You know, Emmanuel Levinas goes so far on this point as to even define the subject as hospitality.
So is altruism simply empathy, merely a concern for another who “might as well” be myself? Or does altruism point to a deeper difference, a subdivision within the subject where a legitimate concern for the other arises autonomously?
Pavlovianmodel146
An interesting persepctive on this question is raised by psychoanalysis. Altruism is unconscious. It is imaginary though in intense cases it has real effects. I am tempted to claim it is even always political. Where is the self, after all, if not precisely prefixed in social relations? Since society seems to presuppose cooperation, altruism seems like a going-beyond the human, in a way that is in fact quite similar to the inhuman excess we find in extreme cruelty, torture and so on.
We have to distinguish, then, between three ways of going ‘beyond’ the commonsense human reality: first, through neurosis: by stressing (and bending!) the rules, or curving the space of the social field by imposing an ethical injunction. Second, through psychosis (and this is just an extension of neurosis): by bursting the system, by rejecting and spuring the other dimensions of existence in favor of this one that I desire. Finally, we have schizophrenia: the descrambling of all the codes, a decoding of even altruism and greed, the proliferation of new forms which are irreducible to these sorts of historically contingent (as it were) socio-political categories. The schizophrenic, of course, can just as easily break down as break through.

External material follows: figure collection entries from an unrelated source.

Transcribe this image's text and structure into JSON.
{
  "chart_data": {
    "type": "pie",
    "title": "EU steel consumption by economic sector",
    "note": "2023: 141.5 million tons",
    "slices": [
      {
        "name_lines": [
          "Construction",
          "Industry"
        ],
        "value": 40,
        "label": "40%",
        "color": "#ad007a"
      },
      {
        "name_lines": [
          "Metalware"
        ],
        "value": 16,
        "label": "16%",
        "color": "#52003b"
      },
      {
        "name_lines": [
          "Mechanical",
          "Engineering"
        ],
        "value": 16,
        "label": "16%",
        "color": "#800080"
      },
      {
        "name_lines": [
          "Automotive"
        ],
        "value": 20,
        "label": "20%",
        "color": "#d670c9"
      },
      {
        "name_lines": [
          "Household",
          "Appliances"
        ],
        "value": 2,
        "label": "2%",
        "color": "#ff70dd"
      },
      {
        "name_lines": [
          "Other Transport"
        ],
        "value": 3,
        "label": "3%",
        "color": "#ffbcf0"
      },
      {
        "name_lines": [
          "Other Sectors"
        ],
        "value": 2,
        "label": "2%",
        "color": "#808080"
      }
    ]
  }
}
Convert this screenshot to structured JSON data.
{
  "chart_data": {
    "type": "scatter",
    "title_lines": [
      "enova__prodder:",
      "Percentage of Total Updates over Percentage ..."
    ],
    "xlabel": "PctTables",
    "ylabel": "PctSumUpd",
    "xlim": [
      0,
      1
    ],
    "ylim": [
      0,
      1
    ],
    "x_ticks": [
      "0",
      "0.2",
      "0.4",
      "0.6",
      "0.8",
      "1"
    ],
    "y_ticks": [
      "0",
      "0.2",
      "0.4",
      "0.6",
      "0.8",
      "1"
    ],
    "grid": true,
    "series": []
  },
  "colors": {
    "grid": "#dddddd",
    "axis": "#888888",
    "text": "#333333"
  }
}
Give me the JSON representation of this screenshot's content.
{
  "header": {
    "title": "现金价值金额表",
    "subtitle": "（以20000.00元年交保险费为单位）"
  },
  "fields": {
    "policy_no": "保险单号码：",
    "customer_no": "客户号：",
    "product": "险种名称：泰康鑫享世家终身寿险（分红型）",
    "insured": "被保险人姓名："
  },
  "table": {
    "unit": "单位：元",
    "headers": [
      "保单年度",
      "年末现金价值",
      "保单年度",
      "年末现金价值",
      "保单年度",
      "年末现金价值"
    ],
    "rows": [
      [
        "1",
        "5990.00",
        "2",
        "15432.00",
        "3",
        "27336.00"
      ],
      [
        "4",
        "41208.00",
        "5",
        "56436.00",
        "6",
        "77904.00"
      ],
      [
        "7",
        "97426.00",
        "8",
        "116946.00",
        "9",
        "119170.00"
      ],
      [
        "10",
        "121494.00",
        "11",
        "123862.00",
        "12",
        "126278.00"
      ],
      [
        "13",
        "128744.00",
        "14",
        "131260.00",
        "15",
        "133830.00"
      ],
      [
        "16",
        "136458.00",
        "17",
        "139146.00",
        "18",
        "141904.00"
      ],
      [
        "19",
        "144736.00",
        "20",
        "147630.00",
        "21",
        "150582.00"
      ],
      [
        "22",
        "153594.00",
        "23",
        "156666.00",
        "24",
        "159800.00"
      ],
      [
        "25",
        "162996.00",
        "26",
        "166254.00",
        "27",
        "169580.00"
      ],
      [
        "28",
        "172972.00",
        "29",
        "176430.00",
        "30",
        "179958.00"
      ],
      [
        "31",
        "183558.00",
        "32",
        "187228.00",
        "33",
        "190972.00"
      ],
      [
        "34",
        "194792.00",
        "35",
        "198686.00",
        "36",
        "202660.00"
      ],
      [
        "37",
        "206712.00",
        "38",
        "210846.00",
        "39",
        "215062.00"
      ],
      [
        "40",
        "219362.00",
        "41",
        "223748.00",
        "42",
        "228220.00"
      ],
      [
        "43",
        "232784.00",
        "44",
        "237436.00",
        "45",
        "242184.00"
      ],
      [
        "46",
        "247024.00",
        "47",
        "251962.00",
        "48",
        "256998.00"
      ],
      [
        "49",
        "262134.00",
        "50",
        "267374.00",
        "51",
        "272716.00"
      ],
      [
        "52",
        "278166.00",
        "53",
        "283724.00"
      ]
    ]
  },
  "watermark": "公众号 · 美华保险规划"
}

The question of a mental breakdown is raised poignantly by altruism. What ‘breaks’ in our natural instinct for self-preservation that causes us to leap to the aid of the other, possible at great risk or danger to ourselves? What causes us to risk the traumatic encounter with the real, if not the impossible object–that is, life itself? Caring for life, surviving, affirming existence–this is what it means to reject nihilism, in favor of subjectively engaging with our reality. We have to take responsibility for who we are, and this always means taking responsibility for other people.